China was a corn exporter until 2007-2008, and USDA projects that country will import 2.67 million bushels in the current marketing year, most of which will be from the U.S. Some expect Chinese imports to be much larger as current low prices are used to rebuild domestic reserves.

“The other thing that’s happened in the corn market that is of significance is this rapid buildup of corn used for ethanol. It began in 2005-2006 and was one of the factors that contributed to the run-up in corn prices during that period,” Good said.

Corn usage for ethanol peaked at 5.019 million bushels in 2010-2011. The USDA estimates 4.95 million bushels to be used for ethanol production this marketing year.

“With the Environmental Protection Agency’s proposed revision to the Renewable Fuel Standard, it appears we may be looking at a flat pattern of corn used for ethanol going forward,” Good said. “The good news/bad news is the rapid period of growth is behind us, but we still have a sizeable market for ethanol for an extended period of time.”

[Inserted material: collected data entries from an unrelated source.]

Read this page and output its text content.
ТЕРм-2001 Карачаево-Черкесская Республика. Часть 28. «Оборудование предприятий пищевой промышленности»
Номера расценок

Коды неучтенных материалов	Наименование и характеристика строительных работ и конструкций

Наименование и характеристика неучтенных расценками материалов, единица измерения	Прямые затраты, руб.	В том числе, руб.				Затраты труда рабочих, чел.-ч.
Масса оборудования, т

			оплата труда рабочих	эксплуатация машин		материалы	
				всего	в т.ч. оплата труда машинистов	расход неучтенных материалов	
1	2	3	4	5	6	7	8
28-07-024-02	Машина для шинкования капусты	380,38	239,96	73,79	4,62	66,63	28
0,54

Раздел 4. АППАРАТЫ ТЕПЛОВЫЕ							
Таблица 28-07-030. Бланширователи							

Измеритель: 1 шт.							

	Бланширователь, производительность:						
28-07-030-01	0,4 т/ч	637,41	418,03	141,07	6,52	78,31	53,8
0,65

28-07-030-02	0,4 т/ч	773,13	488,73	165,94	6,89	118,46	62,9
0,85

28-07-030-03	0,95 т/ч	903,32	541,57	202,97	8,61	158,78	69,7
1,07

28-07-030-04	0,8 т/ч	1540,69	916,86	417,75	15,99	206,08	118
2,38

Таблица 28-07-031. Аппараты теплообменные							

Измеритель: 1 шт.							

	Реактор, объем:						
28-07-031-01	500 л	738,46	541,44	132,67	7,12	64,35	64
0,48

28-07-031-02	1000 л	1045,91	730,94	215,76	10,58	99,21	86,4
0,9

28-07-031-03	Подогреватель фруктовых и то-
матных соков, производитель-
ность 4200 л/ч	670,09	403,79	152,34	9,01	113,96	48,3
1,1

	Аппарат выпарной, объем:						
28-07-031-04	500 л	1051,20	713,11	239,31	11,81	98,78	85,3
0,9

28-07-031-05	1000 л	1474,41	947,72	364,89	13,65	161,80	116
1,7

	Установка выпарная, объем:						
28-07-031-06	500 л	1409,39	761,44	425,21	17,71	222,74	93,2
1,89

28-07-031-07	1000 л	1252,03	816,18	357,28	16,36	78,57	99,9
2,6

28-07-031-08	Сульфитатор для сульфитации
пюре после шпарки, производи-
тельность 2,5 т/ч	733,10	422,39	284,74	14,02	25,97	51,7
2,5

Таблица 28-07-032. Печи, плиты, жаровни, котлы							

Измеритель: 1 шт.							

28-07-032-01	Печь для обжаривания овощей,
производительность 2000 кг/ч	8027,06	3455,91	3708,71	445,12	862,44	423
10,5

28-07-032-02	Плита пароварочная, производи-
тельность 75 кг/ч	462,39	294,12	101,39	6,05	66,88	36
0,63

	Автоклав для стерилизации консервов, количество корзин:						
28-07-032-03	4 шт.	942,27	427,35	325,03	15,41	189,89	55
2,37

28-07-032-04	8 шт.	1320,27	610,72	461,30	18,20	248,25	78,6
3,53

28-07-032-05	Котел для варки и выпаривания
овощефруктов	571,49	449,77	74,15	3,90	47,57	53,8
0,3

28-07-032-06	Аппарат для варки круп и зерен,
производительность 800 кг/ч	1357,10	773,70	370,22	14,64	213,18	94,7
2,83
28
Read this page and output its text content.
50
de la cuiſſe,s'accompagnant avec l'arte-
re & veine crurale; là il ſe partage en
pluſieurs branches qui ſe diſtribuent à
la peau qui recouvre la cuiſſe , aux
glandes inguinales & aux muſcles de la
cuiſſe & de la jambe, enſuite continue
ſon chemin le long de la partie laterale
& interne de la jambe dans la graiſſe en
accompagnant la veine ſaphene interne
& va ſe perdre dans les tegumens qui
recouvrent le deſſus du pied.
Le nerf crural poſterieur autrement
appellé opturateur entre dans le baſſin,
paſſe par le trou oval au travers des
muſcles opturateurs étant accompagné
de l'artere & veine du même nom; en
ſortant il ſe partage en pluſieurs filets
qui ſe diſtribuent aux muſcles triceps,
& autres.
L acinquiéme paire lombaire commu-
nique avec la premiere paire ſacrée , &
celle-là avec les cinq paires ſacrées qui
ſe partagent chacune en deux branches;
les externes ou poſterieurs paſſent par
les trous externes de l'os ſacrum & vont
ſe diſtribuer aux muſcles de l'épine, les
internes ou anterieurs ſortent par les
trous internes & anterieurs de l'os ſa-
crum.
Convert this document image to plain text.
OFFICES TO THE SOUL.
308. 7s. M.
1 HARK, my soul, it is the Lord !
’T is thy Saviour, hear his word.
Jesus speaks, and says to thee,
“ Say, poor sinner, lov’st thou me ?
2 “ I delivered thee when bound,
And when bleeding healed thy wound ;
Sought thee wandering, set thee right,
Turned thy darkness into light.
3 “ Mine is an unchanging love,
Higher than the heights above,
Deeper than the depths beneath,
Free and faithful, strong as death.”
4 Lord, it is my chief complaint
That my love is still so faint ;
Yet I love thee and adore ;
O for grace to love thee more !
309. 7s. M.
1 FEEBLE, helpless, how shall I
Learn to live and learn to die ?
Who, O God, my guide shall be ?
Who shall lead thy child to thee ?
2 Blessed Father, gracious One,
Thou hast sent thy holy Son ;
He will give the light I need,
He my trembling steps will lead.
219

Corn for feed and residual use has declined since 2005-2006 due to the increase in ethanol production and, in turn, the rise in using distillers’ grain for feed.

However, USDA projects an increase this year in feed and residual use to 5.2 million bushels, compared to 4.333 million bushels last year.

Good said corn also has more competition from wheat for feed and residual use, and there has been a sizeable increase in June through August the past two years.

The final corn production numbers for this past growing season will be released by USDA in January. Production currently is estimated at nearly 13.99 billion bushels. Last year’s drought-limited production was 10.78 billion bushels.

Ending stocks increased from 824 million bushels last year to a projected 1.792 billion bushels this year. Harvested acres were estimated 87.2 million, and the average yield was 160.4 bushels per acre.

Good said even if there is a small decline in U.S. acreage next year, a trend yield near 165 bushels would result in a U.S. crop near 14.5 billion bushels in 2014 and a further buildup of corn stocks next year.

“It is difficult to imagine that total crop acreage will decline in 2014 given the 8.3 million acres of prevented plantings in 2013 and the 1.6 million (net) acres released from the Conservation Reserve Program this year,” he said.

“I expect some reduction in corn acres. I do expect some to cutback in second-year or continuous corn. The budget suggests that soybeans might be competitive with corn, but at this point I look for a very minor adjustment.

“I’m of the opinion that we’ll see acreage continue to be at a high level, and that’s a little bit bearish on the corn markets moving forward.

“Obviously, there’s a lot riding on next year’s yield. We don’t know much about that, but the expectation at this point has to be for a very large corn crop next year and some continued pressure on prices.”

Good projects corn prices for 2013-2014 in the low to mid-$4 per bushel range and possibly 50 cents lower for next year’s crop.

“My concern is both of those projections may be too optimistic. I’m a little bit concerned that while we’re not going to average $4.50 projected for this year — we’re below that at this point — and if we have as large of a crop as I think we could have next year, it may be difficult to maintain corn prices at even $4 next year,” he said.

The average corn prices ranged from $5 to $7 the past three marketing years.